Stop the Fleas and Ticks
Fleas and ticks can be a big problem, not just for pets or livestock, but for humans as well. Fortunately, it is possible to stop fleas and ticks from being a bother, and there are many steps you can take to keep these pests away and prevent infestations before they start.
The Problems With Fleas and Ticks
Fleas and ticks are pernicious biting insects that, at best, cause skin irritation and itching, which can increase stress levels for all animals and may impact the overall weight and productivity of agricultural livestock, as well as impact the quality of life for beloved pets. At worst, flea and tick bites can cause allergic sensitivities to flare up and may even transmit more dangerous diseases. Depending on the region and the scale of the infestation, fleas and ticks have been documented as transmitting typhus, Lyme disease, Rocky Mountain spotted fever, tularemia, and other diseases, as well as different varieties of tapeworm. Any of these conditions can have potentially serious health complications, and in some cases, may even lead to fatalities. Stopping fleas and ticks, however, is easier than many people realize and dramatically reduces the risks associated with these pests.
Stopping Fleas and Ticks
The best solution to prevent problems with fleas and ticks is to prevent these insects from gaining a foothold in the first place. While they can be somewhat challenging to remove once an infestation has developed, it is much easier to keep fleas and ticks away in the beginning, and several easy steps can make a home, barn, garden, or property much less friendly for these unwelcome visitors.
Keep the Lawn Short
Fleas and ticks thrive in damp, dark areas, such as sheltered by long, uncut grass. Keeping a lawn trimmed more regularly, bagging lawn clippings, and watering appropriately will minimize the habitat available for these pests to settle in. Dethatching a lawn can also help reduce compaction and improve air and water circulation at the soil’s surface, making the area less appealing to fleas and ticks.
Trim Bushes and Shrubbery
These insects will also make themselves at home in any dense plantings, including bushes and shrubbery that may be right next to windows, doorways, vents, and other entry points into buildings and structures. Pruning these plants and trimming them away from walls will bring more light and air into their growth to discourage fleas and ticks.
Declutter the Yard
Not only will fleas and ticks take up residence in long grass and thick shrubbery, but any piles of yard clutter can also harbor these pests. Piles of brush, logs, rocks, or bricks can be shelter for fleas and ticks, and they may even nestle into niches of plastic toys. Remove these items or store them in a cool, dry place when not in use.

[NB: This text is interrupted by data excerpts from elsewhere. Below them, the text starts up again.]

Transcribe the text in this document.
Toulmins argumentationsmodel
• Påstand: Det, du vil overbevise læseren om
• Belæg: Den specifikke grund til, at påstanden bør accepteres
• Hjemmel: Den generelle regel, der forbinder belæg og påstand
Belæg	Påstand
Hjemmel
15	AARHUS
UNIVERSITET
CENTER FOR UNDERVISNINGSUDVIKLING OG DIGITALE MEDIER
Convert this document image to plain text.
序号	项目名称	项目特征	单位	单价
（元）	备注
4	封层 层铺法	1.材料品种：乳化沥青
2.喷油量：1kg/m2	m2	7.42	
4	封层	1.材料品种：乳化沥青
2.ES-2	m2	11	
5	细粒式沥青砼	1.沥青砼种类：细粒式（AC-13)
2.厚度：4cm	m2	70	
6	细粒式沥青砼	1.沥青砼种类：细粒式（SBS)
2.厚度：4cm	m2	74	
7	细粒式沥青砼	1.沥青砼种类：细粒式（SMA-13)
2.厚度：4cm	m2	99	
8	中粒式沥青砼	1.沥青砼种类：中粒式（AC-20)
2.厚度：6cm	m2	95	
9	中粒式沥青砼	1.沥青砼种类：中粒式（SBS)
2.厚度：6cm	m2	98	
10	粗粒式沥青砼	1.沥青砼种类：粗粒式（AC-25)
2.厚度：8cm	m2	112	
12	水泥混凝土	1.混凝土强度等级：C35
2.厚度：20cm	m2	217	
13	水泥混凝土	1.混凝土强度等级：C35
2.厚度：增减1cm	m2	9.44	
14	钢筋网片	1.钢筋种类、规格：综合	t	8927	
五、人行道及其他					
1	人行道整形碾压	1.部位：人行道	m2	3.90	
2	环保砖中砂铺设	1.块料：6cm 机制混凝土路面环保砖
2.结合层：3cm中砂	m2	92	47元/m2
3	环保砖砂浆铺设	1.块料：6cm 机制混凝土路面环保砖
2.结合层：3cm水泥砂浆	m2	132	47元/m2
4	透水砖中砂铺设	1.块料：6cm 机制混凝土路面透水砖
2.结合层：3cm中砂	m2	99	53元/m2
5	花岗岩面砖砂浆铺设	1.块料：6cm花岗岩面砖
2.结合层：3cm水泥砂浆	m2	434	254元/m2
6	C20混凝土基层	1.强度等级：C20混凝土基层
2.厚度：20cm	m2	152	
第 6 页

Many common wildlife visitors can harbor fleas and ticks, including raccoons, skunks, squirrels, possums, and deer. Keeping these animals away will minimize the risk of carrying fleas and ticks, as well as their eggs, onto your property. Invest in secure fencing and other barriers, choose deer-resistant landscaping, remove potential food and water sources, and otherwise encourage these visitors to seek shelter elsewhere.
Choose Plants That Repel Fleas and Ticks
Some plants exude aromas, oils, or other chemicals that naturally repel fleas and ticks. Adding these plants to your landscaping, particularly near windows, doorways, walkways, and fences, will help stop fleas and ticks. Garlic, lavender, chrysanthemums, lemongrass, rosemary, spearmint, peppermint, and geraniums are all good choices to repel pests.
Inside your home, regular vacuuming can not only suck up any invading fleas and ticks, but will also collect eggs before they hatch. Vacuum rugs, upholstery, draperies, and any cracks or crevices, and discard the vacuum bag outside or rinse out the vacuum canister with hot, soapy water to thoroughly remove fleas and ticks.
Clean Animal Bedding
Because fleas and ticks will attach themselves to pets and livestock, cleaning animal bedding is essential to remove pest infestations. Wash blankets and beds and clean stalls regularly, and don’t forget to also wash pet toys, horse blankets, and similar items that could be attractive to fleas and ticks.
While each of these steps can help stop fleas and ticks from becoming a bother, it is best to use as many steps as possible for the most thorough, effective protection against these unwanted invaders. The more techniques you use, the less likely it is that fleas and ticks can become established nearby.
Treating Your Animals
In addition to taking steps to stop fleas and ticks, it can also be useful to treat pets and livestock as a last line of defense against pest bites. There are a variety of dips, powders, sprays, collars, and drops that provide different levels of protection depending on the animal’s size, health, and environment. Consult with your veterinarian about the appropriate product for your animal, and it can be one more step in stopping the fleas and ticks in their tracks.